De acordo com o proprietário, o grupo retirou os pertences da área coberta e continuou na faixa de areia. Ele negou que a mulher tenha sido expulsa da praia ou impedida de permanecer na areia.
A situação foi posteriormente analisada pela Polícia Militar, que realizou levantamentos sobre o episódio. No Relatório Técnico nº 06/2026-ALI/15º BPM/PMTO, a corporação informou que não encontrou registros anteriores relacionados a impedimento de acesso à faixa de areia, exigência de consumo ou conflitos semelhantes entre banhistas e comerciantes na Praia do Pedral.
A Polícia Militar também considerou o vídeo publicado pela banhista e ouviu comerciantes envolvidos na situação. Segundo o relatório, as versões apresentadas pelos comerciantes e pelo presidente da Associação dos Barraqueiros apontaram que a orientação teria sido relacionada à utilização da área coberta do quiosque, e não à permanência na faixa de areia.

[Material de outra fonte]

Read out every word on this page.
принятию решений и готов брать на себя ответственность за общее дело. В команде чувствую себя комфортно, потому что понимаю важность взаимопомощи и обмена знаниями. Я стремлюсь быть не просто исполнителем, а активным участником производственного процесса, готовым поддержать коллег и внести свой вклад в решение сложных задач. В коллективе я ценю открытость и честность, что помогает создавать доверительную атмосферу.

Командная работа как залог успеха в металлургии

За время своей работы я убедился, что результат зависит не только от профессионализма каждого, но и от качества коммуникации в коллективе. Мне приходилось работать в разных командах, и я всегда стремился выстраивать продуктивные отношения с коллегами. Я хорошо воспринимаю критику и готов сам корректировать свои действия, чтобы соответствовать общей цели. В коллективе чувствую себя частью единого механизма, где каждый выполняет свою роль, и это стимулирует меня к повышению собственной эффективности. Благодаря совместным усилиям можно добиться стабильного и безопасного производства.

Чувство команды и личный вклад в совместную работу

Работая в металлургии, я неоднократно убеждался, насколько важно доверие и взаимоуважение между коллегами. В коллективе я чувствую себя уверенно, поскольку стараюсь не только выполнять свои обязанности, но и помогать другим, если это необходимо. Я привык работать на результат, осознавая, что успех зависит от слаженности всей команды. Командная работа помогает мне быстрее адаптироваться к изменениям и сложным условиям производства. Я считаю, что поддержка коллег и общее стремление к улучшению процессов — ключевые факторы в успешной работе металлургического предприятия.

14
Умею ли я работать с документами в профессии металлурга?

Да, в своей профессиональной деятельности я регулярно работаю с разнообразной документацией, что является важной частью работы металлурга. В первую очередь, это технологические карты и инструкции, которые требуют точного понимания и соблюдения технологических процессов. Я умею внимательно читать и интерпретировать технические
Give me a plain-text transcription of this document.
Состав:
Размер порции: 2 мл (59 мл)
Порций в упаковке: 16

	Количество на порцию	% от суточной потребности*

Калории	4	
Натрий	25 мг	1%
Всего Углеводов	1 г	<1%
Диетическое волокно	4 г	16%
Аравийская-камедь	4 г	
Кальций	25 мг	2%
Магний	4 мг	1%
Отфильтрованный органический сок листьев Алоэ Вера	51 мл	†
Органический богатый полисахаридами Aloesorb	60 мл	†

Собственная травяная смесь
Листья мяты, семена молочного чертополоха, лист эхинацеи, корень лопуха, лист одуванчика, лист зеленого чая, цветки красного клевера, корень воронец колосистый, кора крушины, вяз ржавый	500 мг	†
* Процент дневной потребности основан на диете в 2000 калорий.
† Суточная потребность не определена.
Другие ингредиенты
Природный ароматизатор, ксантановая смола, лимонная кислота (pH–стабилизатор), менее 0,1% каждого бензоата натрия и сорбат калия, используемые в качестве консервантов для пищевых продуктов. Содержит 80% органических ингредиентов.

A pessoa responsável pela publicação do vídeo não retornou ao contato realizado pela Polícia Militar. Ao final dos levantamentos, a corporação informou não ter identificado indícios de impedimento de acesso ou permanência de banhistas na faixa de areia, apontando que a controvérsia ficou relacionada à utilização da estrutura coberta do estabelecimento.
O PROCON/TO também realizou consultas em suas bases de dados, sistemas internos e registros de atendimento. O órgão informou ao Ministério Público que não encontrou reclamações ou denúncias formais especificamente relacionadas à venda casada, exigência de consumo mínimo ou consumo obrigatório na Praia do Pedral.
Apesar disso, o PROCON adotou uma medida preventiva. Por meio da Notificação nº 453/2026, encaminhada à Associação dos Barraqueiros de Palmeiras do Tocantins, o órgão determinou que os comerciantes se abstivessem de impedir, restringir ou dificultar o acesso, a circulação ou a permanência de pessoas na faixa de areia em razão da ausência de consumo.
A notificação também determinou que os comerciantes não condicionassem o uso de mesas, cadeiras, guarda-sóis ou outras estruturas disponibilizadas em área pública à aquisição obrigatória de produtos. A associação foi orientada a dar ciência aos demais comerciantes e adotar medidas para evitar a repetição da conduta.
Para o Ministério Público, essa providência foi suficiente para enfrentar a dimensão coletiva do caso. Na promoção de arquivamento, a Promotoria destacou que o episódio apurado permaneceu restrito a uma divergência sobre a utilização da estrutura coberta de um quiosque, enquanto os elementos reunidos indicaram que a banhista permaneceu na faixa de areia depois de retirar seus pertences daquele espaço.
Outro fator considerado para o não provimento da denúncia foi a ausência de registros semelhantes nos sistemas da Polícia Militar e do PROCON/TO. Segundo a Promotoria, não foram encontrados elementos que indicassem reiteração da conduta.
O Ministério Público também considerou que a denúncia inicial era anônima e não identificava especificamente o estabelecimento, o responsável ou o ponto exato onde teria ocorrido a suposta restrição. Para a Promotoria, continuar as diligências sem um fato concreto delimitado poderia resultar em uma fiscalização genérica de todas as barracas instaladas na Praia do Pedral.
Diante desse conjunto de informações, o promotor de Justiça Rhander Lima Teixeira, da 1ª Promotoria de Justiça de Tocantinópolis, concluiu que não havia justa causa para o prosseguimento do procedimento e promoveu o arquivamento da Notícia de Fato nº 2026.0013782.
A decisão foi assinada em 20 de agosto e publicada na edição desta sexta-feira (21) do Diário Oficial Eletrônico do Ministério Público do Tocantins.
Apesar do arquivamento, a orientação do PROCON permanece como um ponto importante do caso: os comerciantes foram formalmente orientados a não restringir o acesso ou a permanência de pessoas na faixa de areia em razão da falta de consumo, nem condicionar o uso de estruturas instaladas em área pública à compra obrigatória de produtos.